The answer lies in neural networks — the engines that turn sequences of tokens into predictions of the next word. In this article, we’ll break down how training works inside an LLM, from tokens to parameters, and why scale is everything.
From Tokens to Training Data
Once text has been tokenized (compressed into IDs using methods like Byte Pair Encoding), the model no longer sees “words” in the traditional sense. Instead, it sees sequences of numbers:
“Hello world” : [15339, 1917]
These token IDs are the input to the model. During training, the network learns to predict the next token in a sequence, given the previous ones.
This framing is what makes LLMs so powerful: they are essentially next-token prediction machines trained at web scale.
Sliding Windows: How Models See Text
Because sequences can be infinitely long, LLMs use a fixed-length context window.

GPT-3 had a window of 2,048 tokens.
Modern models like GPT-4 and Claude 3.5 support windows of 128k+ tokens.
Within this window, the model processes tokens in parallel using a Transformer architecture. Each token attends to others via self-attention, building context dynamically.
Neural Networks at Work
At the core, training involves two key steps:

Embedding Layer
Each token ID is mapped to a dense vector representation.
Example:
ID 15339 : [0.25, -0.61, 0.73, …]
These embeddings capture semantic meaning.
Transformer Blocks
Self-Attention : allows tokens to “look at” each other and weigh relevance.
Feedforward Layers : transform information into richer representations.
Residual Connections & Layer Norm : stabilize deep training.
Output Layer
The final layer produces a probability distribution over the vocabulary.
Example:
Next token probabilities: [“world”=0.72, “there”=0.14, “friend”=0.06, …]
The predicted token with the highest probability is chosen (or sampled), and the process repeats.
Training Objective: Next Token Prediction
LLMs are trained with a causal language modeling objective:
Given context [w1, w2, w3 …. wn], predict wn+1.
The model computes a probability distribution for each possible next token.
The training loss measures how far off the prediction is from the actual token.

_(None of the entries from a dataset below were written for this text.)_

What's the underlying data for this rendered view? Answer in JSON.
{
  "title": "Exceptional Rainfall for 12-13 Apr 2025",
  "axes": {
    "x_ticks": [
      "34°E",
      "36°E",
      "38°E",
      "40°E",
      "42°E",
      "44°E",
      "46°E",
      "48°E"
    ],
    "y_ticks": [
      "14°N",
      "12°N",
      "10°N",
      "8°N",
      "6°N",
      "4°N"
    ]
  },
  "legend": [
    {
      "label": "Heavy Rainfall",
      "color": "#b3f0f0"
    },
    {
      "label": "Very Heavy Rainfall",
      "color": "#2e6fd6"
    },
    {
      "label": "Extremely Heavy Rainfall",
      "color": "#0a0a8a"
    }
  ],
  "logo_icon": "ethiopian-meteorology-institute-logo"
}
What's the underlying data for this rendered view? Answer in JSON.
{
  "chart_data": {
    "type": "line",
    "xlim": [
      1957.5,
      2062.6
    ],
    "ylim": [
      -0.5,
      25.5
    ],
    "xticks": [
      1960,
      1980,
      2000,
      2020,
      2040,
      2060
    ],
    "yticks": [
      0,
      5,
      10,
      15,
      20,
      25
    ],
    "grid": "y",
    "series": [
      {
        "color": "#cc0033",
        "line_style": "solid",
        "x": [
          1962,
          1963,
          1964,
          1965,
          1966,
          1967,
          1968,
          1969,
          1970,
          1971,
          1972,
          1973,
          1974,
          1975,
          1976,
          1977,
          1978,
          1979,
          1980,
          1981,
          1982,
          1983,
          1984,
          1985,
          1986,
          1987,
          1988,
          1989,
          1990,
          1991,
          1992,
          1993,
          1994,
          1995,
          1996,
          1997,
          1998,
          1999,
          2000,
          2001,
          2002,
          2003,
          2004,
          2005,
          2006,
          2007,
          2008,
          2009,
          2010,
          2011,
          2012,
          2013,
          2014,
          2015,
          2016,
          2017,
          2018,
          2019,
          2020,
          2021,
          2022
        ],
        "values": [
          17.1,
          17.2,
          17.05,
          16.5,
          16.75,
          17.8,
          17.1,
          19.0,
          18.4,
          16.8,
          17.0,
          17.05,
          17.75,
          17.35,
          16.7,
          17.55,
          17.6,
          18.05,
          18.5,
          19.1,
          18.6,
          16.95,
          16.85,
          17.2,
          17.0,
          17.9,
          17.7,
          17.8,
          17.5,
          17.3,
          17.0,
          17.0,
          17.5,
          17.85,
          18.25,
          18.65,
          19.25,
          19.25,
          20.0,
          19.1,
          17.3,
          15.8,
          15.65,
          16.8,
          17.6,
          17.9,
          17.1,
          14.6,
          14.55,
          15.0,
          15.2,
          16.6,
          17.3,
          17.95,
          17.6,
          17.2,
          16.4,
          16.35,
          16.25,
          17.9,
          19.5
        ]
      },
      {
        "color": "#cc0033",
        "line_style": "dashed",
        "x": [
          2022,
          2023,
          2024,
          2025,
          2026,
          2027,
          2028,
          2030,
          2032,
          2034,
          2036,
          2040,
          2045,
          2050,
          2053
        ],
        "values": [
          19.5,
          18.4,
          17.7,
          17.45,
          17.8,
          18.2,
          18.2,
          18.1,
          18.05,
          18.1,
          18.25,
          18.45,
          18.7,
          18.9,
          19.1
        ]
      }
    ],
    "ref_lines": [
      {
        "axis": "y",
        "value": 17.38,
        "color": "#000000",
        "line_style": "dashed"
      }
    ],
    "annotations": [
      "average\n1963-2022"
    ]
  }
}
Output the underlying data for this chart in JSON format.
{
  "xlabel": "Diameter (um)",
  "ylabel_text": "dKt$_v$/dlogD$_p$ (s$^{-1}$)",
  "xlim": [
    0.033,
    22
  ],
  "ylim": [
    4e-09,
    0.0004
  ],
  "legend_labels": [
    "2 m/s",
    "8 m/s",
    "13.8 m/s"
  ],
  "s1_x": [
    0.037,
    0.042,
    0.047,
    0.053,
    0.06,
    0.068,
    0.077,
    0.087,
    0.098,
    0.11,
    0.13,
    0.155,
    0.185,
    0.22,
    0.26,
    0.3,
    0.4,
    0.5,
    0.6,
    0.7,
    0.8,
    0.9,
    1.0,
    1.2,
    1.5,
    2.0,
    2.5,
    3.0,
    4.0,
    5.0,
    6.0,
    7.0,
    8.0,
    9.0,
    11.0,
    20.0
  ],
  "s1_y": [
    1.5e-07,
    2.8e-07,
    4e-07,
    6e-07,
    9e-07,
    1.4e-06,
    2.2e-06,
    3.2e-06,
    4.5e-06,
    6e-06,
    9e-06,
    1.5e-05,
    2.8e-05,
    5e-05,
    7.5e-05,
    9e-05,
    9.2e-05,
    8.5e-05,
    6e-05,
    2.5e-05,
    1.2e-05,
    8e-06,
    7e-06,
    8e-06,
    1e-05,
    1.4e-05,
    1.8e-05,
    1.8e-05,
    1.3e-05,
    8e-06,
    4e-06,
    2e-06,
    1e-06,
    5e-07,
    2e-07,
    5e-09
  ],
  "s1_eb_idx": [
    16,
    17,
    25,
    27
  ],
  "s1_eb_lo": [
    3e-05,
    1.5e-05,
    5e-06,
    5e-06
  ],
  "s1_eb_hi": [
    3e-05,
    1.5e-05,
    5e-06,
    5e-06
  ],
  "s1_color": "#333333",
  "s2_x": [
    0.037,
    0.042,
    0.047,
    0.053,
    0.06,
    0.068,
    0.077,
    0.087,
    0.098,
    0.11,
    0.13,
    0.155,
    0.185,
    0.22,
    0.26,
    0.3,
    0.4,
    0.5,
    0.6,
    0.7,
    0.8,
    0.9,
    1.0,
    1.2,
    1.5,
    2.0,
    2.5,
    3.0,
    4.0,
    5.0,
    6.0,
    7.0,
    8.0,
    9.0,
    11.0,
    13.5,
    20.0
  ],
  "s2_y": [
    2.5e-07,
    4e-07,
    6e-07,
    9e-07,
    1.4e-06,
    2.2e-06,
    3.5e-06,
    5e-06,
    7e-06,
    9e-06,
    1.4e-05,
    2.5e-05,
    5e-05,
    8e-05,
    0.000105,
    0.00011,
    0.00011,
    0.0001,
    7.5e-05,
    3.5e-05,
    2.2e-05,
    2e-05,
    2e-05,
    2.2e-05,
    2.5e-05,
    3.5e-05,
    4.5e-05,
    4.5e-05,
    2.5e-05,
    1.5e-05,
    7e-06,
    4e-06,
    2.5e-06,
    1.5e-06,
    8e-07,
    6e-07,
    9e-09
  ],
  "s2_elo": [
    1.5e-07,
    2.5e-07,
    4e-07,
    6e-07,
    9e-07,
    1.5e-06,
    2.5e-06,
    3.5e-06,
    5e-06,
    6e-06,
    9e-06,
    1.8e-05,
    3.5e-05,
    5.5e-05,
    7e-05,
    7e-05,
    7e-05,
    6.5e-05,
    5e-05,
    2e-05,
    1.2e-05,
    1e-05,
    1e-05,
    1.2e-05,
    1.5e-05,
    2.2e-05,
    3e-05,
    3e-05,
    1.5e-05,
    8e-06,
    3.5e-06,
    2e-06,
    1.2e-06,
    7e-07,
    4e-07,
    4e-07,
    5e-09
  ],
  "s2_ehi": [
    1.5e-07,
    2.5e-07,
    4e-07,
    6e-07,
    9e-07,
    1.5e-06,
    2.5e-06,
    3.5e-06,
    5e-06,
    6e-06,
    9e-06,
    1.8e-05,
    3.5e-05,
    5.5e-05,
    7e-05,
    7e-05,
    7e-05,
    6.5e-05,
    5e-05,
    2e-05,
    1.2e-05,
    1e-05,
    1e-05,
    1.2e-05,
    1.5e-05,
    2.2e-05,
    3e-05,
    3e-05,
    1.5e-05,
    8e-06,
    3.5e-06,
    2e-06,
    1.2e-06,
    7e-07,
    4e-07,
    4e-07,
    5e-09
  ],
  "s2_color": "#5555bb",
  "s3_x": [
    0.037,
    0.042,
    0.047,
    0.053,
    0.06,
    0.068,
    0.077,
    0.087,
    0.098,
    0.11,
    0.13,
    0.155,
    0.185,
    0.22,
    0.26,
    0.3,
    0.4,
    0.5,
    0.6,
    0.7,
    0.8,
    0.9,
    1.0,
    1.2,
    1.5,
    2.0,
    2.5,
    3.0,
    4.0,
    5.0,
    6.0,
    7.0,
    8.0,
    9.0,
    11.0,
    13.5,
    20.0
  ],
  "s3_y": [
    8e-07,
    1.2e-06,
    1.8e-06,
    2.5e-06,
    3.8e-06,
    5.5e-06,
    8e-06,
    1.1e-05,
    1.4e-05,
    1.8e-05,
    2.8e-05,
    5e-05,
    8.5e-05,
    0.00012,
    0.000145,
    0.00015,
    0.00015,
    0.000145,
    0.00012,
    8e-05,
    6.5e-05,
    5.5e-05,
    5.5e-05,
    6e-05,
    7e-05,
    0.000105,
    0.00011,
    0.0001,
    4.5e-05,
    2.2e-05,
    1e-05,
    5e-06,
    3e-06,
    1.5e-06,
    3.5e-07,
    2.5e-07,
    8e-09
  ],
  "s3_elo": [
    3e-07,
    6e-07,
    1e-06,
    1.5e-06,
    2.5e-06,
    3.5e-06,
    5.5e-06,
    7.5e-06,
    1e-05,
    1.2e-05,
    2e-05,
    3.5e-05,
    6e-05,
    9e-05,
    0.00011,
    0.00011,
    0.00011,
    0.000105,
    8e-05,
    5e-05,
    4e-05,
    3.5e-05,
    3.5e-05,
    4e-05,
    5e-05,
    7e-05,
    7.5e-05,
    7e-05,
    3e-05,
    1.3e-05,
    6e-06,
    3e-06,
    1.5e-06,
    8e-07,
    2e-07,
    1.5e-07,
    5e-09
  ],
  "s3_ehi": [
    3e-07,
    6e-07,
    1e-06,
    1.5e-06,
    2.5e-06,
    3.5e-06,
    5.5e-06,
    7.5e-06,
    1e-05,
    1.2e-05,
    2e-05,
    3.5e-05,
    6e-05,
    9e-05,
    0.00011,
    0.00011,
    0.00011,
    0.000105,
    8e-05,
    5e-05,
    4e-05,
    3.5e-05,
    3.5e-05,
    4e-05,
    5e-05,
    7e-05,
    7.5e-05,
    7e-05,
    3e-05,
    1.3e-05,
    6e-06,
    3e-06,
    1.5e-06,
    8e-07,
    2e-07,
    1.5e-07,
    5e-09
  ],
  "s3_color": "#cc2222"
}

This is done billions (or even trillions) of times across massive datasets, gradually shaping the model’s ability to predict text patterns.
Scale: Parameters and Compute
Modern LLMs are defined by their scale:
Parameters : GPT-3 had 175B, GPT-4 is estimated in the hundreds of billions. ( GPT-4 is estimated to have roughly 1.8 trillion parameters. More specifically, the architecture consisted of eight models, with each internal model made up of 220 billion parameters.)
Training Data : trillions of tokens, filtered from web-scale crawls.
Compute : training often requires thousands of GPUs for weeks or months. (GPT-4’s foundational model pre-training took approximately three months using thousands of GPUs, such as 8,000 NVIDIA H100 GPUs or their equivalent in older A100 GPUs. The exact training time can vary depending on the hardware used and the specific version of the model, but this general timeframe of about 90 to 100 days is consistent across different reports.)
The combination of parameters, data, and compute is what gives rise to emergent abilities like reasoning, coding, and multi-step planning.
Why Next-Token Prediction Works
At first glance, predicting the “next word” may seem trivial. But at scale, it forces the model to:
Capture semantics (knowing that “king” relates to “queen”).
Model context (understanding that “bank” in a financial article differs from “river bank”).
Learn long-range dependencies (keeping track of entities across paragraphs).
What emerges is not just autocomplete, but a statistical engine capable of mimicking understanding.
Key Takeaways
Token IDs are the fundamental input to LLMs.
Training is about predicting the next token, billions of times.
Transformers enable context modeling through self-attention.
Scale in parameters, data, and compute is the secret behind modern performance.
Closing Thoughts
Large language models don’t start out “knowing” language. They learn it step by step by guessing the next word over and over again, refining billions of parameters until patterns of meaning emerge.